Titel: Automation of lexicographic work: an opportunity for both lexicographers and crowd-sourcing
Personen:Kosem, Iztok/Gantar, Polona/Krek, Simon
Jahr: 2013
Typ: Aufsatz
Verlag: Trojina, Institute for Applied Slovene Studies/Eesti Keele Instituut
Ortsangabe: Ljubljana/Tallinn
In: Kosem, Iztok/Kallas, Jelena/Gantar, Polona/Krek, Simon/Langemets, Margit/Tuulik, Maria (Hgg.): Electronic lexicography in the 21st century: thinking outside the paper. Proceedings of the eLex 2013 conference, 17 - 19 October 2013, Tallinn, Estonia
Seiten: 32-48
Untersuchte Sprachen: Slowenisch*Slovenian
Schlagwörter: Datenbank*data base
Datenmodellierung*data modelling
Grammatik im Wörterbuch*grammar in dictionaries
korpusbasierte Lexikografie*corpus-based lexicography
Redaktionssystem*lexicographic editor
URI: http://eki.ee/elex2013/conf-proceedings/
Zuletzt besucht: 17.09.2018
Abstract: A new approach to lexicographic work, in which the lexicographer is seen more as a validator of the choices made by computer, was recently envisaged by Rundell and Kilgarriff (2011). In this paper, we describe an experiment using such an approach during the creation of the Slovene Lexical Database (Gantar & Krek, 2011).
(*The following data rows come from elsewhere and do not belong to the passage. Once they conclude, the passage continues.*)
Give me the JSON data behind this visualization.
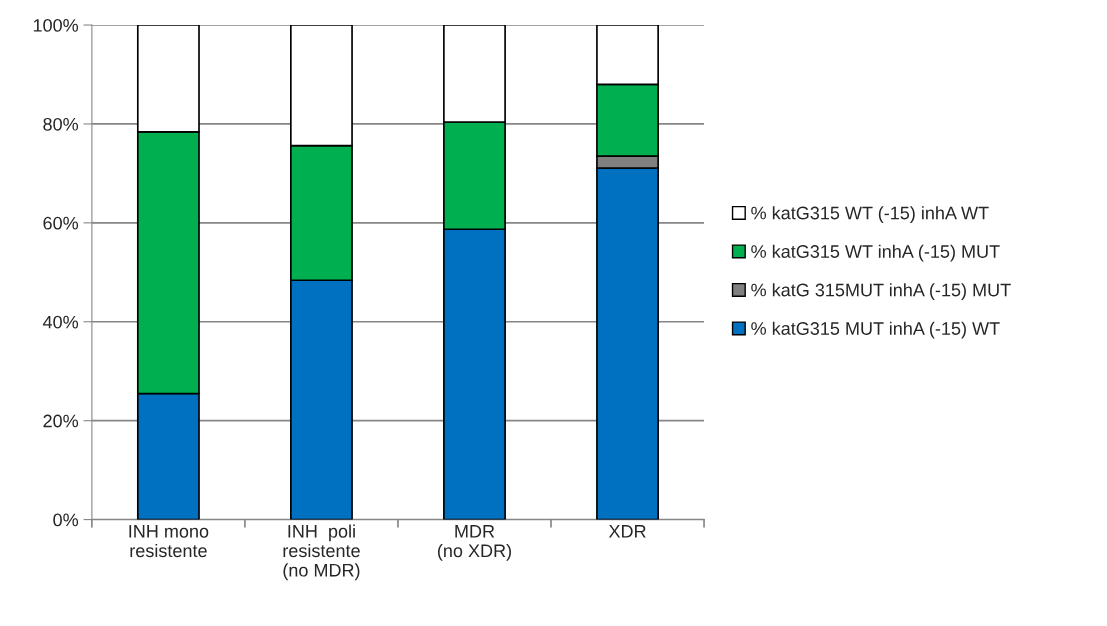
{
  "chart_data": {
    "type": "bar",
    "stacked": true,
    "categories": [
      "INH mono\nresistente",
      "INH  poli\nresistente\n(no MDR)",
      "MDR\n(no XDR)",
      "XDR"
    ],
    "series": [
      {
        "name": "% katG315 MUT inhA (-15) WT",
        "color": "#0070c0",
        "values": [
          25.5,
          48.4,
          58.7,
          71.1
        ]
      },
      {
        "name": "% katG 315MUT inhA (-15) MUT",
        "color": "#808080",
        "values": [
          0,
          0,
          0,
          2.4
        ]
      },
      {
        "name": "% katG315 WT inhA (-15) MUT",
        "color": "#00b050",
        "values": [
          52.9,
          27.2,
          21.7,
          14.5
        ]
      },
      {
        "name": "% katG315 WT (-15) inhA WT",
        "color": "#ffffff",
        "values": [
          21.6,
          24.4,
          19.6,
          12.0
        ]
      }
    ],
    "ylim": [
      0,
      100
    ],
    "yticks": [
      {
        "value": 0,
        "label": "0%"
      },
      {
        "value": 20,
        "label": "20%"
      },
      {
        "value": 40,
        "label": "40%"
      },
      {
        "value": 60,
        "label": "60%"
      },
      {
        "value": 80,
        "label": "80%"
      },
      {
        "value": 100,
        "label": "100%"
      }
    ],
    "grid": "y",
    "legend": "right"
  }
}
The corpus data, i.e. grammatical relations, collocations, examples, and grammatical labels, were automatically extracted from the 1.18-billion-word Gigafida corpus of Slovene. An evaluation of the extracted data consisted of making a comparison between a manual entry and a (semi)-automatic entry, and identifying potential improvements in the extraction algorithm and in the presentation of data. An important finding was that the automatic approach was far more effective than the manual approach, without any significant loss of information. Based on our experience, we would propose a slightly revised version of the approach envisaged by Rundell and Kilgarriff in which the validation of data is left to lower-level linguists or crowd-sourcing, whereas high-level tasks such as meaning description remain the domain of lexicographers. Such an approach indeed reduces the scope of lexicographers' work; however, it also results in the ability of making content available to the users more quickly.